As natural gas prices collapsed in the late 2000s, McClendon then turned to selling the assets of his own company or parts of direct interests in large gambling areas as a means of continuing to fund and repay that debt. He sold shares of the company’s working interests in the Barnett, Eagle Ford, Marcellus and Haynesville to various other players, such as BP and CNOOC, but each sale also meant less and less cash flow going into the business itself. Many in the business at that time joked that it was a kind of pyramid scheme in which debts would eventually exceed the company’s income and ability to pay.
McClendon also made the decision in 2010-11 to shift Chesapeake’s gas-heavy asset mix to a more liquids-heavy one. This strategic move certainly helped during a period of zero oil prices, but the 2015-16 crash and current COVID-19 related price crash ultimately proved a heavy burden for current CEO Doug Lawler – who was recruited in 2013 – and his management team to navigate. A company that once had a market cap of over billions at one point in May saw its market cap fall to 0 million. A company that once employed more than 8,000 people now employs around 2,300.
John Thieroff, senior analyst at Moody’s Investors Service, Told the FinancialTimes On Sunday, he expected other companies to follow suit.

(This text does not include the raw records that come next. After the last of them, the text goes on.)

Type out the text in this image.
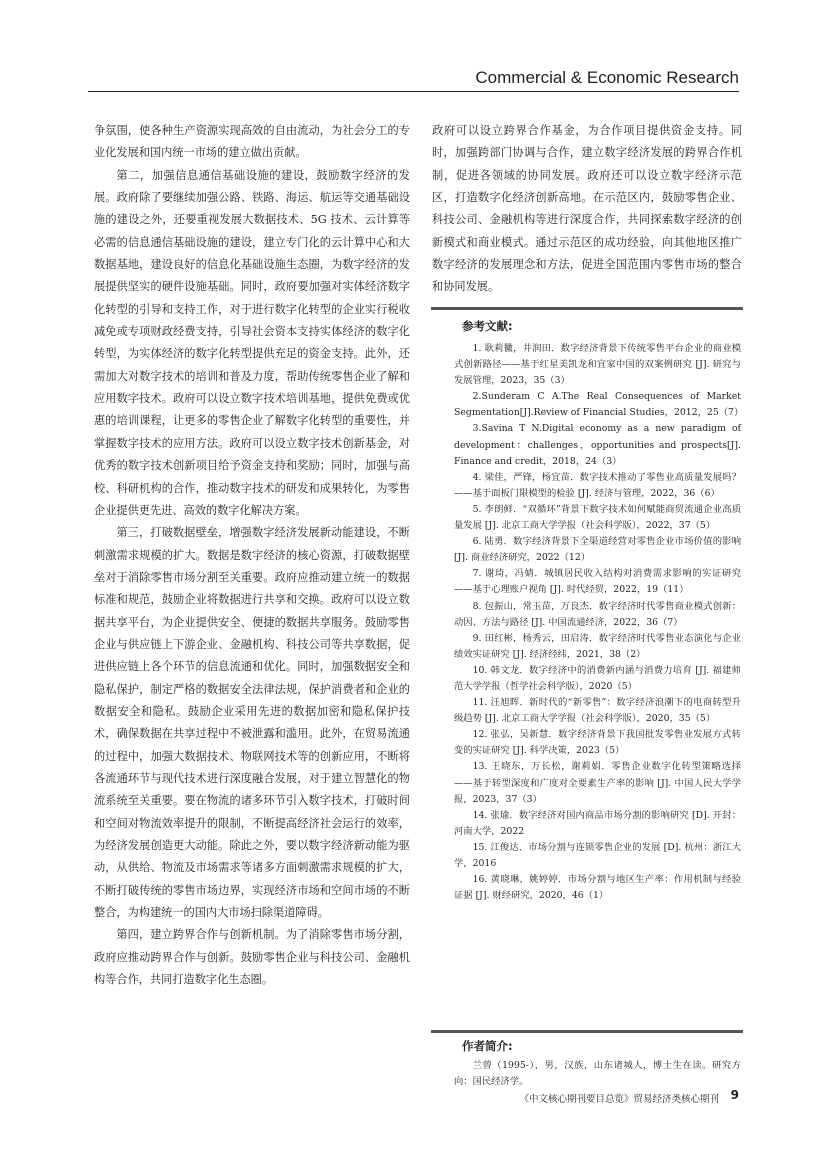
Commercial & Economic Research

争氛围，使各种生产资源实现高效的自由流动，为社会分工的专业化发展和国内统一市场的建立做出贡献。

第二，加强信息通信基础设施的建设，鼓励数字经济的发展。政府除了要继续加强公路、铁路、海运、航运等交通基础设施的建设之外，还要重视发展大数据技术、5G 技术、云计算等必需的信息通信基础设施的建设，建立专门化的云计算中心和大数据基地，建设良好的信息化基础设施生态圈，为数字经济的发展提供坚实的硬件设施基础。同时，政府要加强对实体经济数字化转型的引导和支持工作，对于进行数字化转型的企业实行税收减免或专项财政经费支持，引导社会资本支持实体经济的数字化转型，为实体经济的数字化转型提供充足的资金支持。此外，还需加大对数字技术的培训和普及力度，帮助传统零售企业了解和应用数字技术。政府可以设立数字技术培训基地，提供免费或优惠的培训课程，让更多的零售企业了解数字化转型的重要性，并掌握数字技术的应用方法。政府可以设立数字技术创新基金，对优秀的数字技术创新项目给予资金支持和奖励；同时，加强与高校、科研机构的合作，推动数字技术的研发和成果转化，为零售企业提供更先进、高效的数字化解决方案。

第三，打破数据壁垒，增强数字经济发展新动能建设，不断刺激需求规模的扩大。数据是数字经济的核心资源，打破数据壁垒对于消除零售市场分割至关重要。政府应推动建立统一的数据标准和规范，鼓励企业将数据进行共享和交换。政府可以设立数据共享平台，为企业提供安全、便捷的数据共享服务。鼓励零售企业与供应链上下游企业、金融机构、科技公司等共享数据，促进供应链上各个环节的信息流通和优化。同时，加强数据安全和隐私保护，制定严格的数据安全法律法规，保护消费者和企业的数据安全和隐私。鼓励企业采用先进的数据加密和隐私保护技术，确保数据在共享过程中不被泄露和滥用。此外，在贸易流通的过程中，加强大数据技术、物联网技术等的创新应用，不断将各流通环节与现代技术进行深度融合发展，对于建立智慧化的物流系统至关重要。要在物流的诸多环节引入数字技术，打破时间和空间对物流效率提升的限制，不断提高经济社会运行的效率，为经济发展创造更大动能。除此之外，要以数字经济新动能为驱动，从供给、物流及市场需求等诸多方面刺激需求规模的扩大，不断打破传统的零售市场边界，实现经济市场和空间市场的不断整合，为构建统一的国内大市场扫除渠道障碍。

第四，建立跨界合作与创新机制。为了消除零售市场分割，政府应推动跨界合作与创新。鼓励零售企业与科技公司、金融机构等合作，共同打造数字化生态圈。

政府可以设立跨界合作基金，为合作项目提供资金支持。同时，加强跨部门协调与合作，建立数字经济发展的跨界合作机制，促进各领域的协同发展。政府还可以设立数字经济示范区，打造数字化经济创新高地。在示范区内，鼓励零售企业、科技公司、金融机构等进行深度合作，共同探索数字经济的创新模式和商业模式。通过示范区的成功经验，向其他地区推广数字经济的发展理念和方法，促进全国范围内零售市场的整合和协同发展。

参考文献:

1. 耿莉黴，井润田．数字经济背景下传统零售平台企业的商业模式创新路径——基于红星美凯龙和宜家中国的双案例研究 [J]. 研究与发展管理，2023，35（3）

2.Sunderam C A.The Real Consequences of Market Segmentation[J].Review of Financial Studies，2012，25（7）

3.Savina T N.Digital economy as a new paradigm of development：challenges，opportunities and prospects[J]. Finance and credit，2018，24（3）

4. 梁佳，严锋，杨宜苗．数字技术推动了零售业高质量发展吗？——基于面板门限模型的检验 [J]. 经济与管理，2022，36（6）

5. 李朗鲜．“双循环”背景下数字技术如何赋能商贸流通企业高质量发展 [J]. 北京工商大学学报（社会科学版），2022，37（5）

6. 陆勇．数字经济背景下全渠道经营对零售企业市场价值的影响 [J]. 商业经济研究，2022（12）

7. 谢琦，冯婧．城镇居民收入结构对消费需求影响的实证研究——基于心理账户视角 [J]. 时代经贸，2022，19（11）

8. 包振山，常玉苗，万良杰．数字经济时代零售商业模式创新：动因、方法与路径 [J]. 中国流通经济，2022，36（7）

9. 田红彬，杨秀云，田启涛．数字经济时代零售业态演化与企业绩效实证研究 [J]. 经济经纬，2021，38（2）

10. 韩文龙．数字经济中的消费新内涵与消费力培育 [J]. 福建师范大学学报（哲学社会科学版），2020（5）

11. 汪旭晖．新时代的“新零售”：数字经济浪潮下的电商转型升级趋势 [J]. 北京工商大学学报（社会科学版），2020，35（5）

12. 张弘，吴新慧．数字经济背景下我国批发零售业发展方式转变的实证研究 [J]. 科学决策，2023（5）

13. 王晓东，万长松，谢莉娟．零售企业数字化转型策略选择——基于转型深度和广度对全要素生产率的影响 [J]. 中国人民大学学报，2023，37（3）

14. 张瑜．数字经济对国内商品市场分割的影响研究 [D]. 开封：河南大学，2022

15. 江俊达．市场分割与连锁零售企业的发展 [D]. 杭州：浙江大学，2016

16. 黄晓琳，姚婷婷．市场分割与地区生产率：作用机制与经验证据 [J]. 财经研究，2020，46（1）

作者简介:

兰曾（1995-），男，汉族，山东诸城人，博士生在读。研究方向：国民经济学。

《中文核心期刊要目总览》贸易经济类核心期刊 9
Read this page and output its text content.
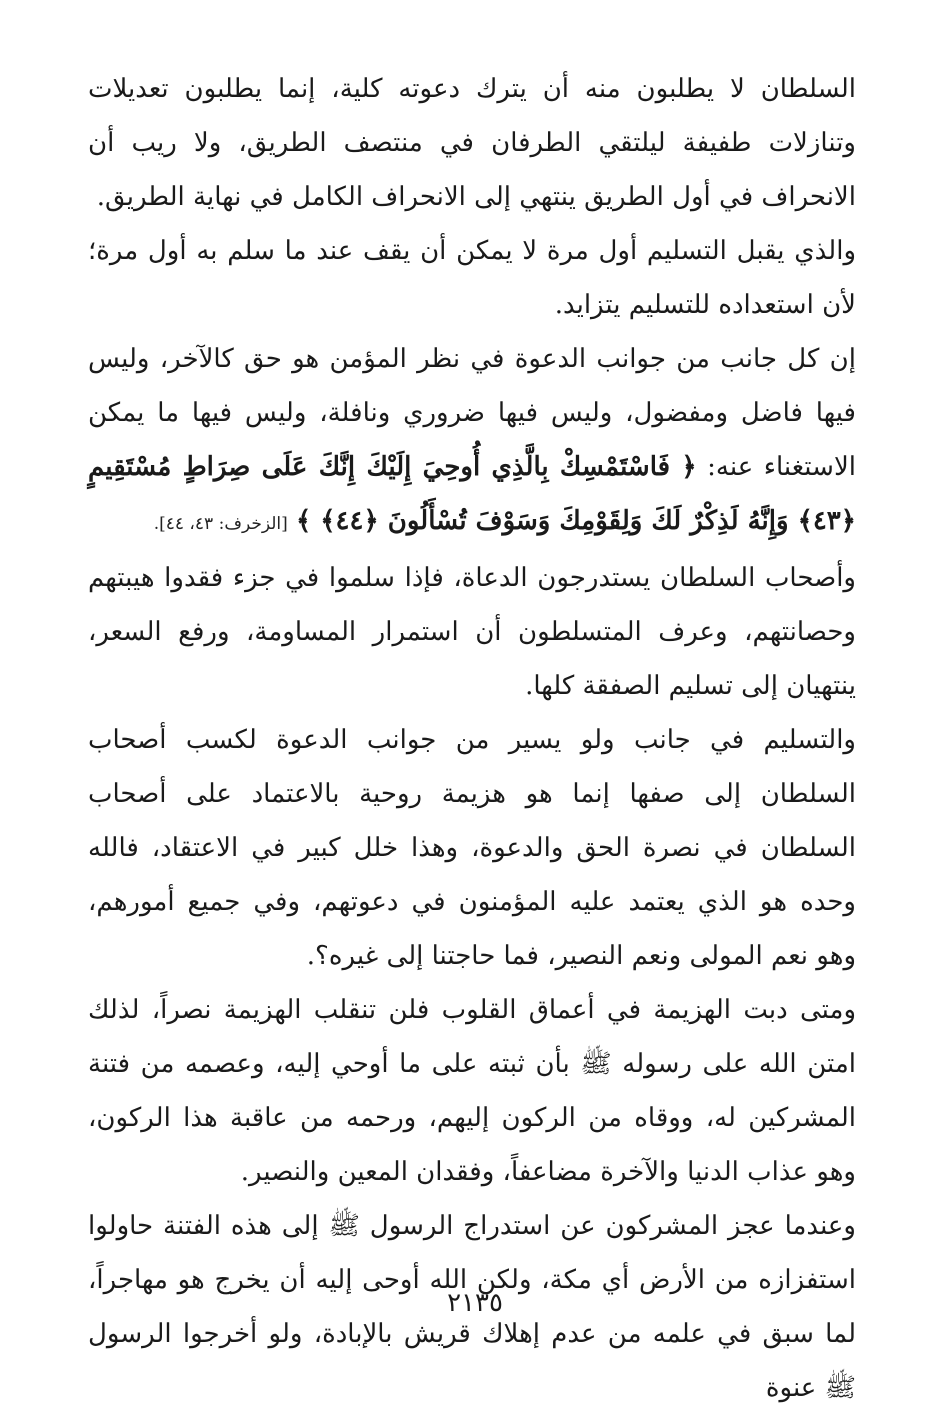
السلطان لا يطلبون منه أن يترك دعوته كلية، إنما يطلبون تعديلات وتنازلات طفيفة ليلتقي الطرفان في منتصف الطريق، ولا ريب أن الانحراف في أول الطريق ينتهي إلى الانحراف الكامل في نهاية الطريق.

والذي يقبل التسليم أول مرة لا يمكن أن يقف عند ما سلم به أول مرة؛ لأن استعداده للتسليم يتزايد.

إن كل جانب من جوانب الدعوة في نظر المؤمن هو حق كالآخر، وليس فيها فاضل ومفضول، وليس فيها ضروري ونافلة، وليس فيها ما يمكن الاستغناء عنه: ﴿ فَاسْتَمْسِكْ بِالَّذِي أُوحِيَ إِلَيْكَ إِنَّكَ عَلَى صِرَاطٍ مُسْتَقِيمٍ ﴿٤٣﴾ وَإِنَّهُ لَذِكْرٌ لَكَ وَلِقَوْمِكَ وَسَوْفَ تُسْأَلُونَ ﴿٤٤﴾ ﴾ [الزخرف: ٤٣، ٤٤].

وأصحاب السلطان يستدرجون الدعاة، فإذا سلموا في جزء فقدوا هيبتهم وحصانتهم، وعرف المتسلطون أن استمرار المساومة، ورفع السعر، ينتهيان إلى تسليم الصفقة كلها.

والتسليم في جانب ولو يسير من جوانب الدعوة لكسب أصحاب السلطان إلى صفها إنما هو هزيمة روحية بالاعتماد على أصحاب السلطان في نصرة الحق والدعوة، وهذا خلل كبير في الاعتقاد، فالله وحده هو الذي يعتمد عليه المؤمنون في دعوتهم، وفي جميع أمورهم، وهو نعم المولى ونعم النصير، فما حاجتنا إلى غيره؟.

ومتى دبت الهزيمة في أعماق القلوب فلن تنقلب الهزيمة نصراً، لذلك امتن الله على رسوله ﷺ بأن ثبته على ما أوحي إليه، وعصمه من فتنة المشركين له، ووقاه من الركون إليهم، ورحمه من عاقبة هذا الركون، وهو عذاب الدنيا والآخرة مضاعفاً، وفقدان المعين والنصير.

وعندما عجز المشركون عن استدراج الرسول ﷺ إلى هذه الفتنة حاولوا استفزازه من الأرض أي مكة، ولكن الله أوحى إليه أن يخرج هو مهاجراً، لما سبق في علمه من عدم إهلاك قريش بالإبادة، ولو أخرجوا الرسول ﷺ عنوة

٢١٣٥
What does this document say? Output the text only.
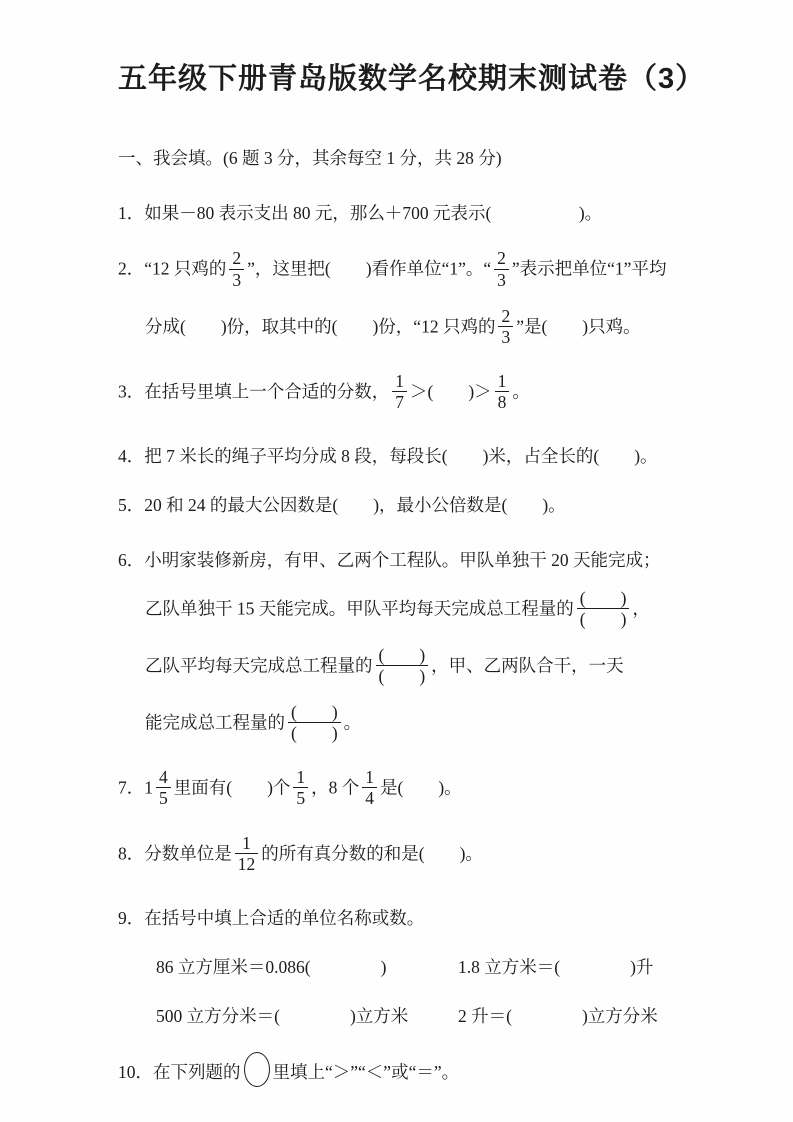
五年级下册青岛版数学名校期末测试卷（3）
一、我会填。(6 题 3 分，其余每空 1 分，共 28 分)
1．如果－80 表示支出 80 元，那么＋700 元表示(　　　　　)。
2．“12 只鸡的 $\frac{2}{3}$ ”，这里把(　　)看作单位“1”。“ $\frac{2}{3}$ ”表示把单位“1”平均
分成(　　)份，取其中的(　　)份，“12 只鸡的 $\frac{2}{3}$ ”是(　　)只鸡。
3．在括号里填上一个合适的分数， $\frac{1}{7}$ ＞(　　)＞ $\frac{1}{8}$ 。
4．把 7 米长的绳子平均分成 8 段，每段长(　　)米，占全长的(　　)。
5．20 和 24 的最大公因数是(　　)，最小公倍数是(　　)。
6．小明家装修新房，有甲、乙两个工程队。甲队单独干 20 天能完成；
乙队单独干 15 天能完成。甲队平均每天完成总工程量的 $\frac{( )}{( )}$ ，
乙队平均每天完成总工程量的 $\frac{( )}{( )}$ ，甲、乙两队合干，一天
能完成总工程量的 $\frac{( )}{( )}$ 。
7．$1 \frac{4}{5}$ 里面有(　　)个 $\frac{1}{5}$ ，8 个 $\frac{1}{4}$ 是(　　)。
8．分数单位是 $\frac{1}{12}$ 的所有真分数的和是(　　)。
9．在括号中填上合适的单位名称或数。
86 立方厘米＝0.086(　　　　)	1.8 立方米＝(　　　　)升
500 立方分米＝(　　　　)立方米	2 升＝(　　　　)立方分米
10．在下列题的 里填上“＞”“＜”或“＝”。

“There will no doubt be more people filing for bankruptcy in the near term as the sector seeks to exit the huge debt it took on during the boom,” Thieroff said.
President Donald Trump has considered bailing out the fossil fuel industry as part of a coronavirus pandemic stimulus package. The plans have met stiff resistance from environmental groups like Western Values Project, which said in May that the move was an example of the White House “using a public health crisis as an excuse to bail out the president’s cronies while leaving others to fend for themselves.”
Republished with permission from Common dreams.